11-24-2020 06:49 AM
11-24-2020 06:49 AM
I work in a school and am putting together a new reward system. The pupils get points based on numerous factors which gives them a score. Every 7/8 weeks, we're going to have a draw to select a winner, but I want their total points to dictate how many entries they receive to that draw.
I have their names in Column A and column B states their number of entries.
For the online random name selector, I need to be able to duplicate their names based on the value of column B so Pupil A might be listed 32 times, but Pupil F only 5...
I could do this manually... but each of our year groups have 200 pupils so it would take ages!
11-24-2020 06:59 AM
Would it be possible for you to post a file that resembles your actual, just replacing any real names with those of Disney characters (or Star Wars, or....you name it).... It would make it a lot easier for people here to help you, and be working with your actual layout.
Also please, if you could, clarify how you're using this. From what you've said, it sounds as if there will only be one name selected (if that's not the case, please clarify); that one person might in fact only have her or his name in the "pot" 5 times, somebody else 40 or more times....so there's a greater probability of selecting the person with 40 entries, but the one with 5 still has a chance. If that's not correct, please clarify.
11-24-2020 07:28 AM
@mathetes Yes, you're spot on. They're all equal - but some are more equal than others. They'll be three winners in effect, but I'd just run the selector three times (or re-run if the same person was selected twice)

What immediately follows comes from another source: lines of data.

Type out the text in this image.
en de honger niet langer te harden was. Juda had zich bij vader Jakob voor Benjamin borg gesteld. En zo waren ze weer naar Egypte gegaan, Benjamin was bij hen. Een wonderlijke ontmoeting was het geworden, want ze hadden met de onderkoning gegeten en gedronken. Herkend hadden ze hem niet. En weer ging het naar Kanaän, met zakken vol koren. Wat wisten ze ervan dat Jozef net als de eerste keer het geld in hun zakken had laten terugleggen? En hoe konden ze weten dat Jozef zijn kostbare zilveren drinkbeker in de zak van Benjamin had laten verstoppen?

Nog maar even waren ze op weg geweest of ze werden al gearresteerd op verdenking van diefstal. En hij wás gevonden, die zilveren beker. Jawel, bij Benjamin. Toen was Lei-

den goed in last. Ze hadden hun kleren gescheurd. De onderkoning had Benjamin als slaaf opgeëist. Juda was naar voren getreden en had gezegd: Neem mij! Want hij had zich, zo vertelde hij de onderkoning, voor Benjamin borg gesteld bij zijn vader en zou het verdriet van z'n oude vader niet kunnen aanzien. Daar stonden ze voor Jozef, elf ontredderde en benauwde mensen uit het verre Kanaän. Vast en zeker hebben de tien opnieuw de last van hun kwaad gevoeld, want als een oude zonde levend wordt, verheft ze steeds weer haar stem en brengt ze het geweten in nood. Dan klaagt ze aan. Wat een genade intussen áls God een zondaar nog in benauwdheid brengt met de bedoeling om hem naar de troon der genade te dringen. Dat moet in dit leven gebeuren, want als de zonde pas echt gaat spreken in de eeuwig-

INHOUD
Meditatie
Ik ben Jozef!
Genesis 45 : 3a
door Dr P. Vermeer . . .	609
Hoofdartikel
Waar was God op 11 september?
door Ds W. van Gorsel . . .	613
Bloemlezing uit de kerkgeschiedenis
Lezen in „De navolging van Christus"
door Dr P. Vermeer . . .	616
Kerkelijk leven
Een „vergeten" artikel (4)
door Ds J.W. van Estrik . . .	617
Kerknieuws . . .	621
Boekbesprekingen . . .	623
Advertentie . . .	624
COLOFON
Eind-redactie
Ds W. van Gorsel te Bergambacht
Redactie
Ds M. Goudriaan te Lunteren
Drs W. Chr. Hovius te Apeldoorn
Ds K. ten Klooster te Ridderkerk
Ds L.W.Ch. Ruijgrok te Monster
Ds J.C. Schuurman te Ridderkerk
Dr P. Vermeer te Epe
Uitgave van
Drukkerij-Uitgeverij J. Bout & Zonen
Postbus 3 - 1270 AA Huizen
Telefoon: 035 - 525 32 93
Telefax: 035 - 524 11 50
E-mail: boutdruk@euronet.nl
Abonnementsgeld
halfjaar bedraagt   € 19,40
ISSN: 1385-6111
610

Each person would go into the pot multiple times depending on how many entries they had earned. In the full list, the greatest goes in 29 times, the least goes in twice.
11-24-2020 08:47 AM
Here's a quick and dirty--but I think effective in achieving the desired result. I just multiplied the number of entries by a random fraction. In test runs (activated by the F9 key) it randomly picked people down on the list, but did a higher percentage of those near the top, which is what you'd expect.
The key formula just matches the max (highest) product of entries times the random number...and gives the name associated with it.